In the Koine Greek Septuagint the phrase is translated "καὶ εἶπεν ὁ Θεός γενηθήτω φῶς καὶ ἐγένετο φῶς" — kaì eîpen ho Theós genēthḗtō phôs kaì egéneto phôs. Γενηθήτω is the imperative form of γίγνομαι, "to come into being."

The original Latinization of the Greek translation used in the Vetus Latina was lux sit ("light – let it exist" or "let light exist"), which has been used occasionally, although there is debate as to its accuracy.

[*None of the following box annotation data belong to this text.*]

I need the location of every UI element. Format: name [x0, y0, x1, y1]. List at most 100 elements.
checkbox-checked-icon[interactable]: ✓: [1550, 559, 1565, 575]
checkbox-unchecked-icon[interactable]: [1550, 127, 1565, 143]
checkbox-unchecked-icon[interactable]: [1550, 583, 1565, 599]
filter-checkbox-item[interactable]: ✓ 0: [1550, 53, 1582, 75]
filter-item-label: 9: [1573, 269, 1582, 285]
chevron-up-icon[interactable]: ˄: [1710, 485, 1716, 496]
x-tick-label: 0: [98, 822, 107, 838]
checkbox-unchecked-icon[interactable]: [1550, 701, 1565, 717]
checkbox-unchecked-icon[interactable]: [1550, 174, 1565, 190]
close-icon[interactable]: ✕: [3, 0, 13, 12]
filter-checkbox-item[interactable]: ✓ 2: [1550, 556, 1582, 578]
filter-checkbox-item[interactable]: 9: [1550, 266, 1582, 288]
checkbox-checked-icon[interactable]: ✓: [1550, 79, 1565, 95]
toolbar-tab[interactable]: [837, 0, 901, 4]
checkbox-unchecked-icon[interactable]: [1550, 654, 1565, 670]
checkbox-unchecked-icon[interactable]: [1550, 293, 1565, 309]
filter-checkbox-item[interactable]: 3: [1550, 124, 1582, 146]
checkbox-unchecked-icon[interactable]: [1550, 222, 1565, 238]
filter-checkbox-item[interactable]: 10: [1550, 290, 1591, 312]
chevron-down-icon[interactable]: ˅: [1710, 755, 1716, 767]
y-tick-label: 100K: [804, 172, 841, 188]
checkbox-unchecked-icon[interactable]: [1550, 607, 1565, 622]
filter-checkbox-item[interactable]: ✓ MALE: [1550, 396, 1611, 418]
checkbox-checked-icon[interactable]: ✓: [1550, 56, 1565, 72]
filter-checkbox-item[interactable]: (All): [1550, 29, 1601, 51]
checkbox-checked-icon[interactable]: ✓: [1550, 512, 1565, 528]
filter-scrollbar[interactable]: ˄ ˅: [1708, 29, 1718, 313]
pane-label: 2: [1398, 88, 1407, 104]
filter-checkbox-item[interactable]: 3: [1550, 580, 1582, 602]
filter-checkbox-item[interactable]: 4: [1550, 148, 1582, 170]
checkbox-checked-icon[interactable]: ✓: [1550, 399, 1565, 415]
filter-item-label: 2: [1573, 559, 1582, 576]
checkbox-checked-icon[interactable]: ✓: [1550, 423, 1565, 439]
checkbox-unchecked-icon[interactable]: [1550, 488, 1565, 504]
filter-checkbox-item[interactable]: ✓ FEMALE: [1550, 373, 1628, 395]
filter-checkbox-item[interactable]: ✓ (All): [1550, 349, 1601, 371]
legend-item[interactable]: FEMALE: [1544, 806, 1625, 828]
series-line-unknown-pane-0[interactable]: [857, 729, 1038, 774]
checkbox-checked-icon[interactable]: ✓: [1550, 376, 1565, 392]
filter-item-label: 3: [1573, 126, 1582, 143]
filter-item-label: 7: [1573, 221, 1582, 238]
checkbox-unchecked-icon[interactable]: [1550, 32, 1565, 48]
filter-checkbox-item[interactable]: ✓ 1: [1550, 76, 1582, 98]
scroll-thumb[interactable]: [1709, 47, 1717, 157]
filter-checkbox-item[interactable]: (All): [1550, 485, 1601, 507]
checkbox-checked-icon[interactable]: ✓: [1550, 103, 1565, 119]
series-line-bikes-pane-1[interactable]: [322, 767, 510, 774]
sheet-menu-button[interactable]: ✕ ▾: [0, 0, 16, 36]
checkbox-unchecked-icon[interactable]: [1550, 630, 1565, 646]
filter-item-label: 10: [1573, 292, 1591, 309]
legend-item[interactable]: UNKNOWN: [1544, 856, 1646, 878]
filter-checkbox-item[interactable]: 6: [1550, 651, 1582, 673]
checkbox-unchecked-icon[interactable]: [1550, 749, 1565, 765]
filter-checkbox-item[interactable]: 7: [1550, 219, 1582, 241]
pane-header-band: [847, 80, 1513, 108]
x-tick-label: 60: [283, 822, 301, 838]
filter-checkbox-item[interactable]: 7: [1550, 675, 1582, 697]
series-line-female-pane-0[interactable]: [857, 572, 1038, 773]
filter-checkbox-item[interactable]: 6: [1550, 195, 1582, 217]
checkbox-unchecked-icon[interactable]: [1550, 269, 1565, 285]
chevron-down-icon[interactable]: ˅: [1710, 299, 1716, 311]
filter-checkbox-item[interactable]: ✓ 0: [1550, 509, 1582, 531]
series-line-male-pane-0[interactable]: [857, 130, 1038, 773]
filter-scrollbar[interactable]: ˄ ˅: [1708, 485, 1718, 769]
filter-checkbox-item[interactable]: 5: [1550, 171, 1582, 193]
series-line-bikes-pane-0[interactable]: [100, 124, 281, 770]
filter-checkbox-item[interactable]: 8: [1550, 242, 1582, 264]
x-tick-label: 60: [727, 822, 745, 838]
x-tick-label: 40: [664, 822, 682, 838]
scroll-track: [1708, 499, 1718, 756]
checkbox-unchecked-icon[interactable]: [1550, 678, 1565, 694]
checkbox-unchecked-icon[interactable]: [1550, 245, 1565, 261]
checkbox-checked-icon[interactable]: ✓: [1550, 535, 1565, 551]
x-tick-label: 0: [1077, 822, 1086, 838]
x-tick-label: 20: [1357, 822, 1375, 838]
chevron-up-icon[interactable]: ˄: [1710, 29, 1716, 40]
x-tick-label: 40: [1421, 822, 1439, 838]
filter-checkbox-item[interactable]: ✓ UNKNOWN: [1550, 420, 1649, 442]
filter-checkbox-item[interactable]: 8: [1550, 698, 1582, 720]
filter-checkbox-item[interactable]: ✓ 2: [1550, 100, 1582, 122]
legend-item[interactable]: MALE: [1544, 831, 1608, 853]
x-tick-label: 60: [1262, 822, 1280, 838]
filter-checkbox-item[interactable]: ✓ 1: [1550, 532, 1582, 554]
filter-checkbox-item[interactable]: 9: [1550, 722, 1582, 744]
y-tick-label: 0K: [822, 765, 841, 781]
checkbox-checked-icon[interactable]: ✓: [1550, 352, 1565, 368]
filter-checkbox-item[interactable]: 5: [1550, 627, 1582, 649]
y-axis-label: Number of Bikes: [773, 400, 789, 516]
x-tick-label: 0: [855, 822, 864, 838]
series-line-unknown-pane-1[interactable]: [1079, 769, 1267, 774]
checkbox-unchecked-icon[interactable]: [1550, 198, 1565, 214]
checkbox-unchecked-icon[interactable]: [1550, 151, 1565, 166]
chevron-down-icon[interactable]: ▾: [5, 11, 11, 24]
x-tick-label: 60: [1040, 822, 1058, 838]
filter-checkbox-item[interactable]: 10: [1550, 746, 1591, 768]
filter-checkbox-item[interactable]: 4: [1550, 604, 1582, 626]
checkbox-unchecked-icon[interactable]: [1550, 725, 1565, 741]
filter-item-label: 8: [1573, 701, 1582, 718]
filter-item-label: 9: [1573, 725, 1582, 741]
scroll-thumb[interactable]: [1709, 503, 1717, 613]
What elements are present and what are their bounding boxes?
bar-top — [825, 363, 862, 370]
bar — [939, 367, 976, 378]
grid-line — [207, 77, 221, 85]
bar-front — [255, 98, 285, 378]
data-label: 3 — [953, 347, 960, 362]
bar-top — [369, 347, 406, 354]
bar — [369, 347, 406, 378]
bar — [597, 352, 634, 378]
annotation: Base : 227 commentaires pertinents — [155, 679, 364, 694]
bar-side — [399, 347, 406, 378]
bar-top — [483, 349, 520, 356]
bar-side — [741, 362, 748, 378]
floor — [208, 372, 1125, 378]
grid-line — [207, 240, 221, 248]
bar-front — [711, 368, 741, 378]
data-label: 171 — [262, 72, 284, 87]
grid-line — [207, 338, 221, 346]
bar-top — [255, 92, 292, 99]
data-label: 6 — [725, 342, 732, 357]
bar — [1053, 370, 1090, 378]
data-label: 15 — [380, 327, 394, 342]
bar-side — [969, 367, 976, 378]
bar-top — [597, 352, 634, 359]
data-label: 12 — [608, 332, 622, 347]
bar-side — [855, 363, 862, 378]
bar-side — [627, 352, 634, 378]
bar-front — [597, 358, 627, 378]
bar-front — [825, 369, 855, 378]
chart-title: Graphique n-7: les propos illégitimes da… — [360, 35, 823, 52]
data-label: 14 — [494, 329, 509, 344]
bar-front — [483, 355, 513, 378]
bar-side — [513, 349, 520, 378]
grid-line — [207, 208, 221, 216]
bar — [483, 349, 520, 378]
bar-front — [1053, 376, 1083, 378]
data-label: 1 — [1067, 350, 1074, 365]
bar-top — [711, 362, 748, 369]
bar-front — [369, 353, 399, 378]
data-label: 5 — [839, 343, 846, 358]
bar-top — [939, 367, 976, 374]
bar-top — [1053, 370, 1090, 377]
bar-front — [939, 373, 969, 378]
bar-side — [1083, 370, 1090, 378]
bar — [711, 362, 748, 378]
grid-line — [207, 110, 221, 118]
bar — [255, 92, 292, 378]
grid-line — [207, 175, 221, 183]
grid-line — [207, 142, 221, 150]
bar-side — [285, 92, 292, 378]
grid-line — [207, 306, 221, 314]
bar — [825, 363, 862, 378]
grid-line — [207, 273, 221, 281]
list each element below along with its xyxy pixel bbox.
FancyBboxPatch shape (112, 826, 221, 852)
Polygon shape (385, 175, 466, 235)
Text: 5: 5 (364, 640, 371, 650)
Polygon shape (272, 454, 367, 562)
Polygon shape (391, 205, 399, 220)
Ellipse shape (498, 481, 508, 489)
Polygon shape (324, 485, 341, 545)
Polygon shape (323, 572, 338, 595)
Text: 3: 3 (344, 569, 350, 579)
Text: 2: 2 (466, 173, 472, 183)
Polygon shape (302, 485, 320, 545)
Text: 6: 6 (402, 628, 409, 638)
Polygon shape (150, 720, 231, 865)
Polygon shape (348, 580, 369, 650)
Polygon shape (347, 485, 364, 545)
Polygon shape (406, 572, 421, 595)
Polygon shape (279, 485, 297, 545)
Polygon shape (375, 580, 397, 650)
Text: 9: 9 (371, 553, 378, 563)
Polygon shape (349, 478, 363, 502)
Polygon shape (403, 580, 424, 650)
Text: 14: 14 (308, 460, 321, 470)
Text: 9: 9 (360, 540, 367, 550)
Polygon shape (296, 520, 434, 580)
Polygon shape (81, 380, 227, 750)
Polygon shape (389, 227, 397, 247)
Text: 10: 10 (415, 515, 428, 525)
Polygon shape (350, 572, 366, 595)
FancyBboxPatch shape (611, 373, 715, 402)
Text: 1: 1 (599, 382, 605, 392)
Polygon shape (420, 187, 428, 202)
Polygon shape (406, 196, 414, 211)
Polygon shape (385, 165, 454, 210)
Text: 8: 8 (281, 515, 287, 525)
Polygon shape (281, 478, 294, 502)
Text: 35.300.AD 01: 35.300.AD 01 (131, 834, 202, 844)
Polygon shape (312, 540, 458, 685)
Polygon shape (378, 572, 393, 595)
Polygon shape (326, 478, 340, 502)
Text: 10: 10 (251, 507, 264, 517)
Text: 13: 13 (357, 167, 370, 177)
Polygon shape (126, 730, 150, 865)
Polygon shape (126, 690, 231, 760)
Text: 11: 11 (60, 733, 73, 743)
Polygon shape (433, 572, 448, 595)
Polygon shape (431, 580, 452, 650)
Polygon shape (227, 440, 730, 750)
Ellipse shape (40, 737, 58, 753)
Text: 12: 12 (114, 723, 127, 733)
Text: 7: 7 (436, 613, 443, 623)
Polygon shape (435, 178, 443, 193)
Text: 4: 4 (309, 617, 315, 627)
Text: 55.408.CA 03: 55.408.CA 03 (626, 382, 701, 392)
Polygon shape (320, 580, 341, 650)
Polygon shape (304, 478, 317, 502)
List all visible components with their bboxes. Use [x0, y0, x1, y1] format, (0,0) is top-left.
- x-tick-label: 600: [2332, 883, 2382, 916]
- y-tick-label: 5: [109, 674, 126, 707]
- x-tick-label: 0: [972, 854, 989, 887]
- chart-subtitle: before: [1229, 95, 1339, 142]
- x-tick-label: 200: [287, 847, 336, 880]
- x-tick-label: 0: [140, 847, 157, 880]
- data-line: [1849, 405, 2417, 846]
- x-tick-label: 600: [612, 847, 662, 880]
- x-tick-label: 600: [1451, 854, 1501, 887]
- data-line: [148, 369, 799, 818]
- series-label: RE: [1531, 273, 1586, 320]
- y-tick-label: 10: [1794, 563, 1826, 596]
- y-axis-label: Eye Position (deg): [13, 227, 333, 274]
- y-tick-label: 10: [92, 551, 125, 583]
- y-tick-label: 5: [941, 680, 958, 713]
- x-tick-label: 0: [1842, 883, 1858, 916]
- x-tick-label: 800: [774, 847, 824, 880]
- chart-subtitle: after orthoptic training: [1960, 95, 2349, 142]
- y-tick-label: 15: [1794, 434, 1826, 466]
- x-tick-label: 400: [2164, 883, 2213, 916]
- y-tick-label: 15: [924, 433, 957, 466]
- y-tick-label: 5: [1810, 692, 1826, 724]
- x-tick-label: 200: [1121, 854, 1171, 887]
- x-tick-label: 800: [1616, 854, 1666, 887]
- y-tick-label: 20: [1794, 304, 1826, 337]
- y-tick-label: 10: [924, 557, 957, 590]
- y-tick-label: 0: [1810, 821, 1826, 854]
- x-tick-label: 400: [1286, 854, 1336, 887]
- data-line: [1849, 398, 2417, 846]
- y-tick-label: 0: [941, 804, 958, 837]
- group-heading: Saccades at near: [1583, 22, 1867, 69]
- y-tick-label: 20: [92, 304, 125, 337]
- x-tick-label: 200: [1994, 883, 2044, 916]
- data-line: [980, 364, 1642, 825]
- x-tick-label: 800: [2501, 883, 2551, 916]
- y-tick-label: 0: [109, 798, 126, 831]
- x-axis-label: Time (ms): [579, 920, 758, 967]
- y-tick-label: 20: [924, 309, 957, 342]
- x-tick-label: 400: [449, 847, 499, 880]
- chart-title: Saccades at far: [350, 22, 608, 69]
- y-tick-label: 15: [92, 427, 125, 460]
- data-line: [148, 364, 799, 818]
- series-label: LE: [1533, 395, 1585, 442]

In the Latin Vulgate Bible, the Hebrew phrase is translated in Latin as fiat lux. In context, the translation is "dixitque Deus fiat lux et facta est lux" ("And said God let there be light, and there was light"). Literally, fiat lux would be translated as "let light be made" (fiat is the third person singular present passive subjunctive form of the verb facio, meaning "to do" or "to make"). The Douay–Rheims Bible translates the phrase, from the Vulgate, as "Be light made. And light was made."

==Usage==
"Let there be light", sometimes in its Latin form, fiat lux, is used as a motto by many educational institutions (using light as a metaphor for knowledge). The University of California is one example. The phrase also forms the chorus of John Marriott's hymn about creation, "Thou, Whose Almighty Word".